Le jeune homme tressaille.
- Oui, c'est moi, frémissez à votre aise mais taisez-vous. Vous êtes trop jeune pour comprendre de telles choses. On a les yeux sur vous. Vous avez un avenir, réservez-le. Popularisez-vous à l'armée. Enfermez-vous dans votre métier de soldat sans vous mêler de politique. Cela est essentiel pour vous, pour les vôtres, même pour nous. Allez maintenant, général, rejoignez Dumouriez et battez les Autrichiens.
La trouée de Grandpré - gravure satirique du temps sur la retraite de l'armée prussienne
L'idée foncière de Danton éclate ici il ne croit pas à la durée de la République. Il pense que tôt ou tard on reviendra à la royauté, mais à une royauté constitutionnelle qui respectera les « conquêtes de la Révolution ». Cette royauté, il est bien probable que ce sont les Orléans qui l'établiront. Les Orléans à qui, dès le début de sa vie politique, par l'argent, par les services, il s'est lié. Ils régneront parce qu'ils ont combattu sous le drapeau tricolore. Eux seuls peuvent réconcilier la Monarchie et la Révolution.
Vue d'avenir : Danton prévoit Louis-Philippe.

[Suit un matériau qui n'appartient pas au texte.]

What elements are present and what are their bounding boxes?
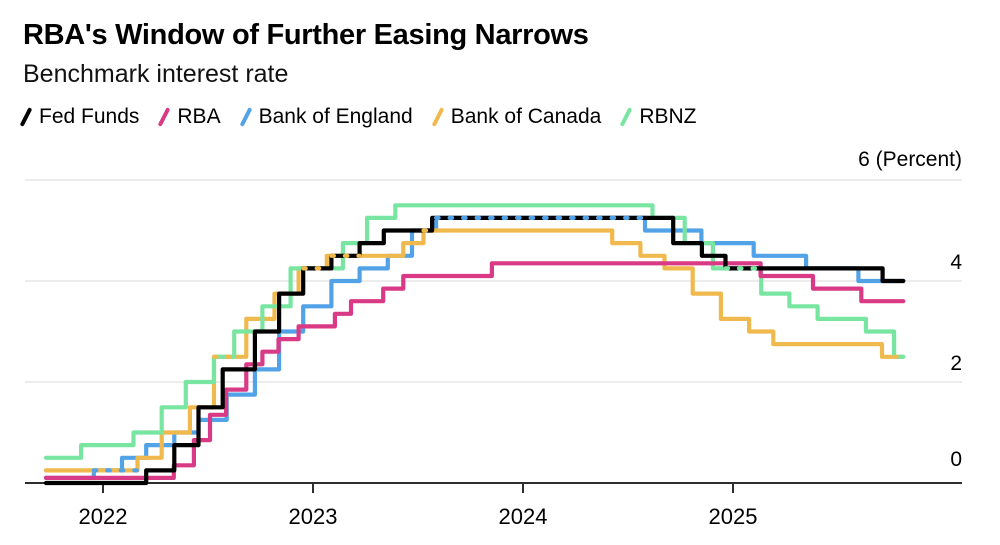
- legend-item-fed-funds[interactable]: Fed Funds: [19, 105, 140, 129]
- legend-item-bank-of-england[interactable]: Bank of England: [239, 105, 413, 129]
- y-label-6-percent: 6 (Percent): [858, 148, 962, 171]
- series-line-bank-of-england: [43, 215, 906, 480]
- legend-label-bank-of-england: Bank of England: [258, 105, 413, 128]
- y-axis-labels: 6 (Percent) 4 2 0: [858, 148, 962, 471]
- x-label-2023: 2023: [289, 504, 338, 529]
- series-line-fed-funds: [43, 215, 906, 486]
- y-label-4: 4: [950, 251, 962, 274]
- legend-label-fed-funds: Fed Funds: [39, 105, 140, 128]
- legend-item-rba[interactable]: RBA: [158, 105, 221, 129]
- legend-label-bank-of-canada: Bank of Canada: [450, 105, 602, 128]
- x-axis-labels: 2022 2023 2024 2025: [79, 504, 758, 529]
- x-label-2022: 2022: [79, 504, 128, 529]
- x-label-2025: 2025: [709, 504, 758, 529]
- legend-label-rbnz: RBNZ: [639, 105, 697, 128]
- y-label-0: 0: [950, 448, 962, 471]
- legend-item-rbnz[interactable]: RBNZ: [619, 105, 697, 129]
- chart-subtitle: Benchmark interest rate: [23, 60, 289, 88]
- series-line-bank-of-canada: [43, 228, 906, 473]
- x-label-2024: 2024: [499, 504, 548, 529]
- overlap-dash-markers: [91, 215, 906, 473]
- legend: Fed Funds RBA Bank of England Bank of Ca…: [19, 105, 697, 129]
- y-label-2: 2: [950, 352, 962, 375]
- legend-label-rba: RBA: [177, 105, 221, 128]
- series-line-rbnz: [43, 203, 906, 460]
- x-axis-ticks: [102, 484, 734, 493]
- legend-item-bank-of-canada[interactable]: Bank of Canada: [431, 105, 602, 129]
- series-lines: [43, 203, 906, 486]
- chart-title: RBA's Window of Further Easing Narrows: [23, 19, 589, 51]
- gridlines: [25, 179, 962, 383]
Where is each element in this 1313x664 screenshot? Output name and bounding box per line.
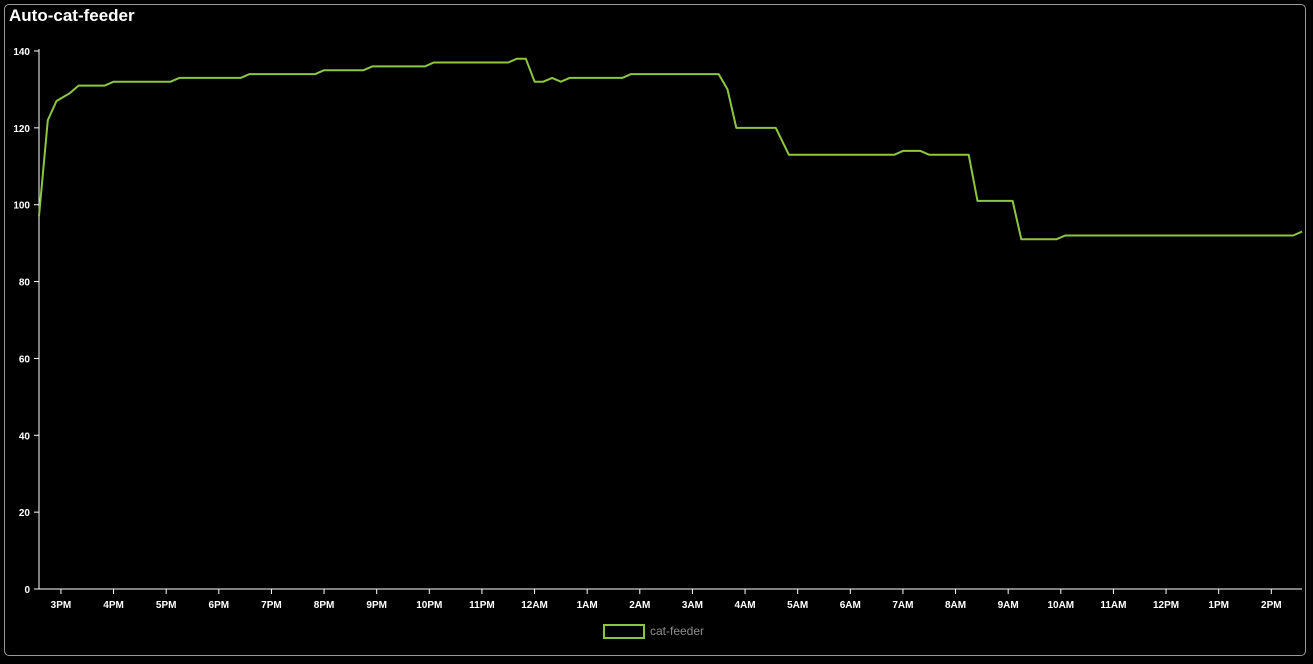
x-tick-label: 6AM (840, 600, 861, 611)
series-line-cat-feeder[interactable] (38, 57, 1303, 241)
x-tick-label: 3PM (51, 600, 72, 611)
x-tick-label: 1AM (577, 600, 598, 611)
x-tick-label: 10PM (416, 600, 442, 611)
x-axis: 3PM 4PM 5PM 6PM 7PM 8PM 9PM 10PM 11PM 12AM 1AM 2AM 3… (39, 588, 1302, 611)
y-tick-label: 100 (13, 201, 30, 212)
x-tick-label: 11PM (469, 600, 495, 611)
series-layer (38, 57, 1303, 241)
x-tick-label: 9AM (998, 600, 1019, 611)
y-tick-label: 0 (24, 585, 30, 596)
y-axis: 0 20 40 60 80 100 120 140 (13, 47, 40, 596)
x-tick-label: 11AM (1100, 600, 1126, 611)
x-tick-label: 8AM (945, 600, 966, 611)
y-tick-label: 20 (19, 508, 31, 519)
x-tick-label: 1PM (1208, 600, 1229, 611)
y-tick-label: 140 (13, 47, 30, 58)
y-tick-label: 60 (19, 354, 31, 365)
x-tick-label: 8PM (314, 600, 335, 611)
x-tick-label: 12AM (521, 600, 548, 611)
x-tick-label: 10AM (1047, 600, 1074, 611)
y-tick-label: 40 (19, 431, 31, 442)
x-tick-label: 5AM (787, 600, 808, 611)
x-tick-label: 9PM (366, 600, 387, 611)
x-tick-label: 3AM (682, 600, 703, 611)
x-tick-label: 4PM (103, 600, 124, 611)
legend-swatch[interactable] (603, 624, 645, 639)
chart-panel (4, 4, 1306, 656)
x-tick-label: 12PM (1153, 600, 1179, 611)
panel-title: Auto-cat-feeder (9, 6, 135, 25)
legend-label[interactable]: cat-feeder (650, 624, 704, 638)
x-tick-label: 2AM (629, 600, 650, 611)
x-tick-label: 2PM (1261, 600, 1282, 611)
x-tick-label: 5PM (156, 600, 177, 611)
y-tick-label: 120 (13, 124, 30, 135)
x-tick-label: 7AM (892, 600, 913, 611)
y-tick-label: 80 (19, 278, 31, 289)
x-tick-label: 7PM (261, 600, 282, 611)
x-tick-label: 4AM (734, 600, 755, 611)
legend[interactable]: cat-feeder (603, 624, 704, 639)
x-tick-label: 6PM (209, 600, 230, 611)
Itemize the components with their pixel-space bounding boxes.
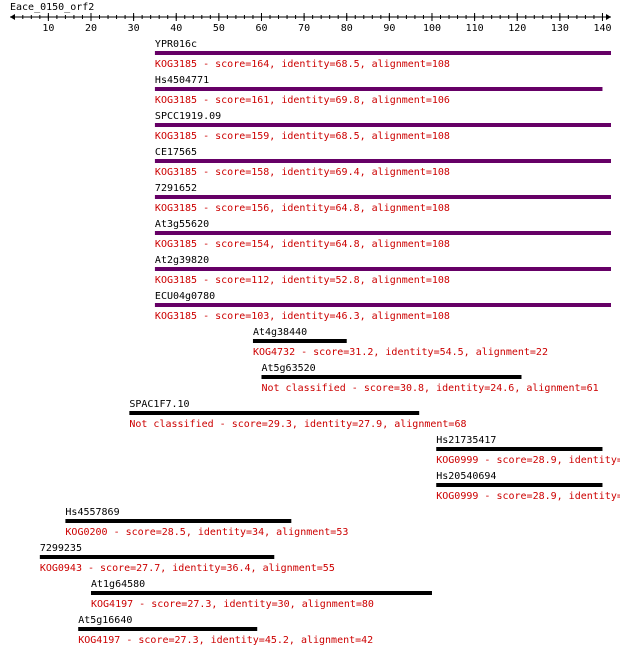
axis-tick-label: 110 [466, 23, 484, 34]
hit-bar [129, 411, 420, 415]
hit-name: Hs4504771 [155, 75, 209, 86]
hit-annotation: KOG3185 - score=158, identity=69.4, alig… [155, 167, 450, 178]
hit-annotation: KOG0999 - score=28.9, identity=0 [436, 455, 620, 466]
hit-annotation: KOG4197 - score=27.3, identity=45.2, ali… [78, 635, 373, 646]
axis-tick-label: 80 [341, 23, 353, 34]
hit-annotation: KOG4197 - score=27.3, identity=30, align… [91, 599, 374, 610]
hit-name: Hs4557869 [65, 507, 119, 518]
hit-annotation: KOG3185 - score=159, identity=68.5, alig… [155, 131, 450, 142]
hit-annotation: Not classified - score=29.3, identity=27… [129, 419, 466, 430]
hit-bar [154, 123, 611, 127]
chart-title: Eace_0150_orf2 [10, 2, 94, 13]
hit-row: At4g38440 KOG4732 - score=31.2, identity=… [252, 327, 548, 358]
query-axis: 10 20 30 40 50 60 70 80 90 100 110 120 130 140 [10, 13, 612, 34]
hit-row: At5g63520 Not classified - score=30.8, id… [261, 363, 599, 394]
axis-tick-label: 120 [508, 23, 526, 34]
hit-annotation: KOG3185 - score=161, identity=69.8, alig… [155, 95, 450, 106]
hit-row: At5g16640 KOG4197 - score=27.3, identity=… [78, 615, 373, 646]
axis-tick-label: 40 [170, 23, 182, 34]
hit-row: YPR016c KOG3185 - score=164, identity=68.… [154, 39, 611, 70]
hit-row: Hs4504771 KOG3185 - score=161, identity=6… [154, 75, 603, 106]
hit-annotation: KOG3185 - score=103, identity=46.3, alig… [155, 311, 450, 322]
axis-tick-label: 30 [128, 23, 140, 34]
hit-annotation: KOG0200 - score=28.5, identity=34, align… [65, 527, 348, 538]
hit-row: SPAC1F7.10 Not classified - score=29.3, i… [129, 399, 467, 430]
hit-name: SPAC1F7.10 [129, 399, 189, 410]
axis-tick-label: 60 [255, 23, 267, 34]
hit-name: YPR016c [155, 39, 197, 50]
hit-row: Hs4557869 KOG0200 - score=28.5, identity=… [65, 507, 348, 538]
hit-name: Hs20540694 [436, 471, 496, 482]
hit-name: At2g39820 [155, 255, 209, 266]
hit-name: At1g64580 [91, 579, 145, 590]
hit-row: ECU04g0780 KOG3185 - score=103, identity=… [154, 291, 611, 322]
hit-bar [154, 303, 611, 307]
axis-tick-label: 10 [42, 23, 54, 34]
hit-annotation: KOG3185 - score=112, identity=52.8, alig… [155, 275, 450, 286]
hit-name: At4g38440 [253, 327, 307, 338]
hit-bar [252, 339, 347, 343]
hit-bar [154, 87, 603, 91]
hit-row: 7299235 KOG0943 - score=27.7, identity=36… [39, 543, 335, 574]
axis-tick-label: 90 [383, 23, 395, 34]
hit-annotation: KOG0999 - score=28.9, identity=0 [436, 491, 620, 502]
hit-name: At5g16640 [78, 615, 132, 626]
axis-tick-label: 100 [423, 23, 441, 34]
hit-row: At1g64580 KOG4197 - score=27.3, identity=… [90, 579, 432, 610]
hit-name: At5g63520 [261, 363, 315, 374]
axis-right-arrow [606, 14, 611, 20]
hit-bar [90, 591, 432, 595]
hit-bar [65, 519, 292, 523]
hit-bar [78, 627, 258, 631]
hit-bar [39, 555, 275, 559]
hit-name: CE17565 [155, 147, 197, 158]
hit-row: Hs20540694 KOG0999 - score=28.9, identity… [436, 471, 620, 502]
hit-annotation: KOG4732 - score=31.2, identity=54.5, ali… [253, 347, 548, 358]
hit-name: Hs21735417 [436, 435, 496, 446]
axis-tick-label: 140 [593, 23, 611, 34]
hit-bar [154, 267, 611, 271]
hit-name: ECU04g0780 [155, 291, 215, 302]
hit-bar [154, 159, 611, 163]
hit-name: 7291652 [155, 183, 197, 194]
hit-bar [154, 231, 611, 235]
hit-name: At3g55620 [155, 219, 209, 230]
hit-annotation: Not classified - score=30.8, identity=24… [261, 383, 598, 394]
axis-left-arrow [10, 14, 15, 20]
hit-bar [436, 447, 603, 451]
hit-row: SPCC1919.09 KOG3185 - score=159, identity… [154, 111, 611, 142]
hit-bar [154, 51, 611, 55]
hit-row: At2g39820 KOG3185 - score=112, identity=5… [154, 255, 611, 286]
hit-bar [261, 375, 522, 379]
hit-annotation: KOG3185 - score=156, identity=64.8, alig… [155, 203, 450, 214]
hit-name: 7299235 [40, 543, 82, 554]
axis-tick-label: 50 [213, 23, 225, 34]
hit-row: At3g55620 KOG3185 - score=154, identity=6… [154, 219, 611, 250]
hit-annotation: KOG0943 - score=27.7, identity=36.4, ali… [40, 563, 335, 574]
hit-annotation: KOG3185 - score=154, identity=64.8, alig… [155, 239, 450, 250]
hit-annotation: KOG3185 - score=164, identity=68.5, alig… [155, 59, 450, 70]
hit-row: CE17565 KOG3185 - score=158, identity=69.… [154, 147, 611, 178]
axis-tick-label: 130 [551, 23, 569, 34]
hit-bar [154, 195, 611, 199]
hit-list: YPR016c KOG3185 - score=164, identity=68.… [39, 39, 620, 646]
hit-row: 7291652 KOG3185 - score=156, identity=64.… [154, 183, 611, 214]
hit-row: Hs21735417 KOG0999 - score=28.9, identity… [436, 435, 620, 466]
hit-bar [436, 483, 603, 487]
axis-tick-label: 70 [298, 23, 310, 34]
axis-tick-label: 20 [85, 23, 97, 34]
hit-name: SPCC1919.09 [155, 111, 221, 122]
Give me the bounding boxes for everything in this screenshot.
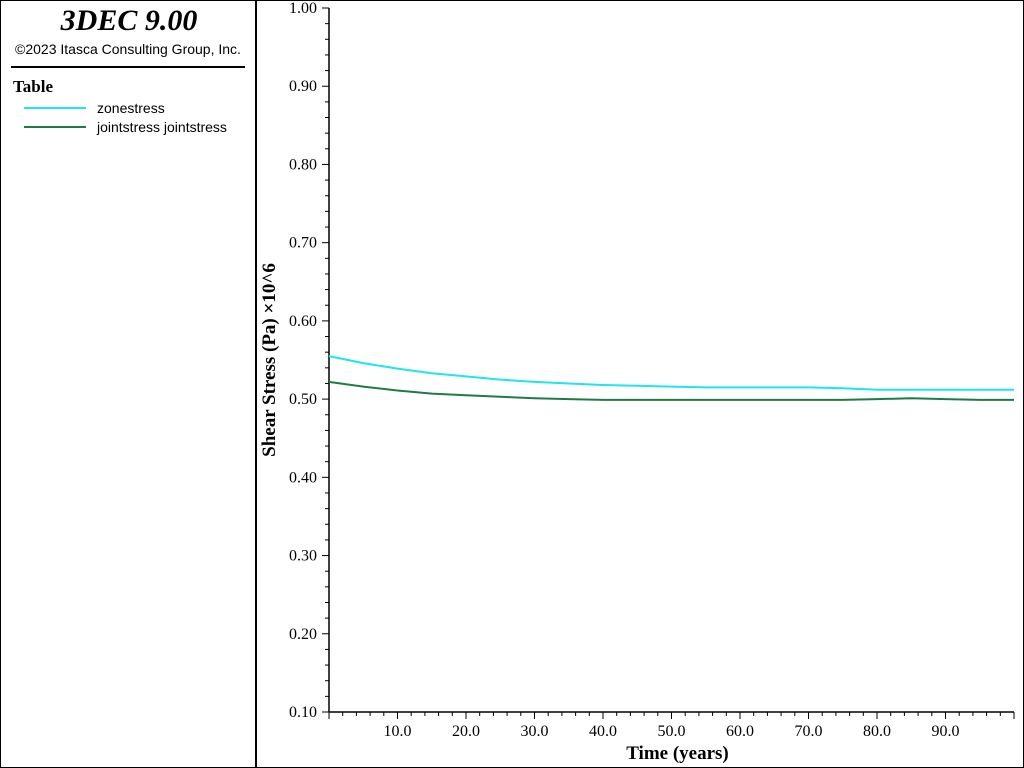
y-tick-label: 0.20 bbox=[289, 626, 317, 643]
legend-panel: 3DEC 9.00 ©2023 Itasca Consulting Group,… bbox=[1, 1, 257, 767]
series-line-zonestress bbox=[328, 355, 1014, 391]
x-tick-label: 40.0 bbox=[589, 723, 617, 740]
y-tick-label: 0.60 bbox=[289, 313, 317, 330]
y-tick-label: 0.70 bbox=[289, 235, 317, 252]
y-tick-label: 0.50 bbox=[289, 391, 317, 408]
x-tick-label: 10.0 bbox=[384, 723, 412, 740]
series-line-jointstress bbox=[328, 380, 1014, 401]
x-tick-label: 70.0 bbox=[795, 723, 823, 740]
y-axis-label: Shear Stress (Pa) ×10^6 bbox=[259, 263, 280, 457]
y-tick-label: 1.00 bbox=[289, 0, 317, 17]
y-tick-label: 0.90 bbox=[289, 78, 317, 95]
copyright-text: ©2023 Itasca Consulting Group, Inc. bbox=[15, 41, 241, 57]
x-tick-label: 20.0 bbox=[452, 723, 480, 740]
legend-label-zonestress: zonestress bbox=[97, 100, 165, 116]
y-axis: 0.10 0.20 0.30 0.40 0.50 0.60 0.70 0.80 0.90 1.00 bbox=[289, 0, 330, 721]
legend-swatch-zonestress bbox=[24, 107, 86, 109]
x-tick-label: 90.0 bbox=[932, 723, 960, 740]
legend-item-zonestress: zonestress bbox=[24, 99, 165, 117]
x-tick-label: 80.0 bbox=[863, 723, 891, 740]
y-tick-label: 0.40 bbox=[289, 469, 317, 486]
legend-item-jointstress: jointstress jointstress bbox=[24, 118, 227, 136]
x-tick-label: 30.0 bbox=[521, 723, 549, 740]
x-axis: 10.0 20.0 30.0 40.0 50.0 60.0 70.0 80.0 90.0 bbox=[328, 711, 1015, 740]
sidebar-divider bbox=[11, 66, 245, 68]
y-tick-label: 0.80 bbox=[289, 156, 317, 173]
y-tick-label: 0.10 bbox=[289, 704, 317, 721]
x-axis-label: Time (years) bbox=[626, 743, 729, 764]
y-tick-label: 0.30 bbox=[289, 548, 317, 565]
series-lines bbox=[328, 355, 1014, 401]
legend-label-jointstress: jointstress jointstress bbox=[97, 119, 227, 135]
x-tick-label: 60.0 bbox=[726, 723, 754, 740]
app-title: 3DEC 9.00 bbox=[60, 4, 198, 37]
x-tick-label: 50.0 bbox=[658, 723, 686, 740]
legend-swatch-jointstress bbox=[24, 126, 86, 128]
legend-title: Table bbox=[13, 77, 54, 96]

La Législative se sépare le 21 septembre. Ce jour-là tombe dans l'Histoire, qui l'a capricieusement jugée, une assemblée de transition, sans doctrine, qui a trahi son serment envers la Constitution qu'elle devait appliquer, le roi qu'elle pouvait défendre et qu'elle a livré, qui a abandonné la France aux pires éléments de subversion et qui, éperdue devant le danger du dehors, n'en a triomphé que par l'audace d'un capitaine heureux. La Constituante a eu ses grands hommes et ses grandes heures. La Législative n'a connu que le vent des paroles et le conflit des individus. Elue pour cicatriser des plaies, elle les a ouvertes au plus profond du cur français. Au lieu d'arrêter la Révolution, elle a frayé la voie à une Révolution nouvelle. Venue pour réconcilier, elle s'est faite la nourrice de la Terreur.